A High Court judge has dismissed high-profile solicitor Soophia Khan’s bid to overturn the Solicitors Regulation Authority’s intervention into her Leicester practice on suspicions of dishonesty.

Khan, who was sent to prison in January after being found liable for contempt for breaching two High Court orders requiring her to deliver up client files, sought an order requiring the SRA to withdraw its intervention from last August into herself and her Leicester practice Sophie Khan & Co over suspicions of dishonesty and alleged rule breaches.

In a two-day hearing at the end of January, Khan’s barrister told Sir Gerald Barling why the regulator’s decision to intervene was fundamentally flawed and disproportionate. Counsel for the SRA accused Khan of misappropriating money.

In a judgment handed down yesterday, Barling ruled that the SRA’s intervention was justified.

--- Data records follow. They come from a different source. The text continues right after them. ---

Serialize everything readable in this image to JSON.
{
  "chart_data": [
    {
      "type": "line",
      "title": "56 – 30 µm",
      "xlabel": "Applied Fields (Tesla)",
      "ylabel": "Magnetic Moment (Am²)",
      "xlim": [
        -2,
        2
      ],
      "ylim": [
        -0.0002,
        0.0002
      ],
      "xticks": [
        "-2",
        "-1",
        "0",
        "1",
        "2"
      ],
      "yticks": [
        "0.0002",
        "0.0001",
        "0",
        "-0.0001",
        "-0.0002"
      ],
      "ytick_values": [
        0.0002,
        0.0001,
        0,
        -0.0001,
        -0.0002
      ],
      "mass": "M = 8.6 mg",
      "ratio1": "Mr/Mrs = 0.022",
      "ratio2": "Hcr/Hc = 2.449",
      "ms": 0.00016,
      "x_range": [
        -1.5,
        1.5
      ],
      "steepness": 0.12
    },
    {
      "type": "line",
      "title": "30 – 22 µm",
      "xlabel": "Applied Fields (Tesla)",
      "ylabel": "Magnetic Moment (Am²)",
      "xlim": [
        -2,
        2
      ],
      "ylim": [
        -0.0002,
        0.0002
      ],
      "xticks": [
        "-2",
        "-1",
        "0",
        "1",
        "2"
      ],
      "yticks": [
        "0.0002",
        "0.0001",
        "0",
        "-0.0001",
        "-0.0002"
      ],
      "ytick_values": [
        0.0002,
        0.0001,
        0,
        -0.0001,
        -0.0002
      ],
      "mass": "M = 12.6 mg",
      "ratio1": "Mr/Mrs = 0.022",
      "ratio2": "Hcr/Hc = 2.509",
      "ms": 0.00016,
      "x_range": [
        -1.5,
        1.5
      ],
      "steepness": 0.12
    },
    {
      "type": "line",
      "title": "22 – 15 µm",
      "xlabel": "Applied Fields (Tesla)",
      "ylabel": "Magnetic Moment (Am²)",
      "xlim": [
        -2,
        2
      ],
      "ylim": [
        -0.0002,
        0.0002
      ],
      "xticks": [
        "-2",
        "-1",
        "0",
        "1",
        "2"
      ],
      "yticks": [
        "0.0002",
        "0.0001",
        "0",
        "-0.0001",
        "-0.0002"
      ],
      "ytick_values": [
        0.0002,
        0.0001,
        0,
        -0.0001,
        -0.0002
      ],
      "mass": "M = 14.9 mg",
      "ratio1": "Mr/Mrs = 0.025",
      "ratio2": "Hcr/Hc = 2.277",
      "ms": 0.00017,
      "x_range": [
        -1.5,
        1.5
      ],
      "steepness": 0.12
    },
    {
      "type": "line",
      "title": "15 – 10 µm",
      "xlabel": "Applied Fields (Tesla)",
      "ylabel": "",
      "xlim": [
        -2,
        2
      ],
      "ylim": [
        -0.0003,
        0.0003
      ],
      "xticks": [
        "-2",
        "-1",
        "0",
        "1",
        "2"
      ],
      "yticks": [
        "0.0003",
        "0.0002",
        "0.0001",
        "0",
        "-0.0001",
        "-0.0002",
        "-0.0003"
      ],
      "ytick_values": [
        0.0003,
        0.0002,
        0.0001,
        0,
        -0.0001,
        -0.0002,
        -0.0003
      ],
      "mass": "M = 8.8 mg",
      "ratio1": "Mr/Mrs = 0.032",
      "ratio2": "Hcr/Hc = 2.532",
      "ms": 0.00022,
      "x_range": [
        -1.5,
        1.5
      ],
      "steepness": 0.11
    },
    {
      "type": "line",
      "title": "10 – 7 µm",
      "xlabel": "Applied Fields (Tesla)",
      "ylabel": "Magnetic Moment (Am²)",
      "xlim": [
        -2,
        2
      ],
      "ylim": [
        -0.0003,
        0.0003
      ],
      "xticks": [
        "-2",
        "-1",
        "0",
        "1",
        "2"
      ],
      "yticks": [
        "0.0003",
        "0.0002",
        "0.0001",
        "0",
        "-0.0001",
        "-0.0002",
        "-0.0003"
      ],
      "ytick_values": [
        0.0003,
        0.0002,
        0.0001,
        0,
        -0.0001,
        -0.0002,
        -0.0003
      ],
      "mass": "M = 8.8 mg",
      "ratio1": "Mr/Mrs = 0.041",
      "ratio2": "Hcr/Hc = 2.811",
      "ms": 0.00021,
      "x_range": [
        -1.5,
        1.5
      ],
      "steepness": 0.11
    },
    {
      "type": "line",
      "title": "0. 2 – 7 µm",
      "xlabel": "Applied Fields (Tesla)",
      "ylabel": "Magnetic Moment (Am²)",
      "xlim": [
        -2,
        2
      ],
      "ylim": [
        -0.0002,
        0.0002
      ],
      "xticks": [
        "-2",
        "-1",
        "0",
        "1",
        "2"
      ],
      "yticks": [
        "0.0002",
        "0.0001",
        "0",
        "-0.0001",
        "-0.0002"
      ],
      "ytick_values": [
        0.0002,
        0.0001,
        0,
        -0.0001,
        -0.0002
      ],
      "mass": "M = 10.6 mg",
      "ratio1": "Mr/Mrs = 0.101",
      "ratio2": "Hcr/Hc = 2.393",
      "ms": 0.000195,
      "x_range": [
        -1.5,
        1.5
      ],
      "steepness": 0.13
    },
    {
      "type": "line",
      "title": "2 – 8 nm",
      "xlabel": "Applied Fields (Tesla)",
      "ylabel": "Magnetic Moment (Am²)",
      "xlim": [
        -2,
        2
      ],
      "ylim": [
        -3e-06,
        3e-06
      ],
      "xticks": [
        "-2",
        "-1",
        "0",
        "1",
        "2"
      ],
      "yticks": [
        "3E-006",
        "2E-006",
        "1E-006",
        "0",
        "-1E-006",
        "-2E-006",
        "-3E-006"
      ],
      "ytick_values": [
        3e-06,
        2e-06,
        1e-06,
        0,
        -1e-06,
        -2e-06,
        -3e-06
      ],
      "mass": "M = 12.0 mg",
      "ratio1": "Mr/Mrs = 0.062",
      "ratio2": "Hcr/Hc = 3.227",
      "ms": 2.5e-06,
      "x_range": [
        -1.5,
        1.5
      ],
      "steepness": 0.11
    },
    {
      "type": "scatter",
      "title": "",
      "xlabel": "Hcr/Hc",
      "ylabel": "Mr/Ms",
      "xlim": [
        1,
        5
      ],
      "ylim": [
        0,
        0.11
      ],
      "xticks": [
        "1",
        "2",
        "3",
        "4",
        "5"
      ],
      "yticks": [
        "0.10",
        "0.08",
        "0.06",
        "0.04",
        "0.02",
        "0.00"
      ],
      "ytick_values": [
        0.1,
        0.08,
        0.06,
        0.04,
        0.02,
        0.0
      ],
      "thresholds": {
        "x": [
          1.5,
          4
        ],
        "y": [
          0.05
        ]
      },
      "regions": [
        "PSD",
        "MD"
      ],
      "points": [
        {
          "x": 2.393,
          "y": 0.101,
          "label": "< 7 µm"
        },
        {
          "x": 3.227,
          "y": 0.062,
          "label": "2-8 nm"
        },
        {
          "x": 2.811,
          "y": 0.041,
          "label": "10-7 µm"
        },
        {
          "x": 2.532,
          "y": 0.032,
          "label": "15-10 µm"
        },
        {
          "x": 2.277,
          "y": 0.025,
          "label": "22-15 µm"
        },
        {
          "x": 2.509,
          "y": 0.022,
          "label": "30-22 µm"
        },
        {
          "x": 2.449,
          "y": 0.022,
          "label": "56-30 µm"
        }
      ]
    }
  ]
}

He said: ‘I am sorry to say that, on the evidence before me, [Khan] appears to be unsuitable to carry on practice as a solicitor in any capacity. The grounds for intervention were clearly established on the material before the panel as at the date of the decision in August 2021.

‘The arguments and explanations given by SK, whether through the medium of counsel, or in her witness statements in these proceedings, have not undermined in any way the SRA’s reasons for suspecting dishonesty on her part. Nor do I consider that they provide good grounds for challenging the findings that SK and the firm were in breach of the rules in the several respects relied upon by the SRA.

‘Moreover, through counsel SK has conceded certain serious breaches of those rules, not least failures to comply with orders of the court.’

Barling said he agreed with the regulator’s submission ‘that SK’s attitude is one of open defiance of and hostility towards the SRA as her professional regulator, and a lack of respect for the authority of the courts’.

He added: ‘I have no confidence that SK would conduct any solicitors’ practice appropriately in the future. In the circumstances, whilst reminding myself of the caution to be exercised in relation to the draconian remedy of intervention, I have no hesitation in concluding that intervention here was and remains necessary and proportionate for the protection of clients and the public interest.’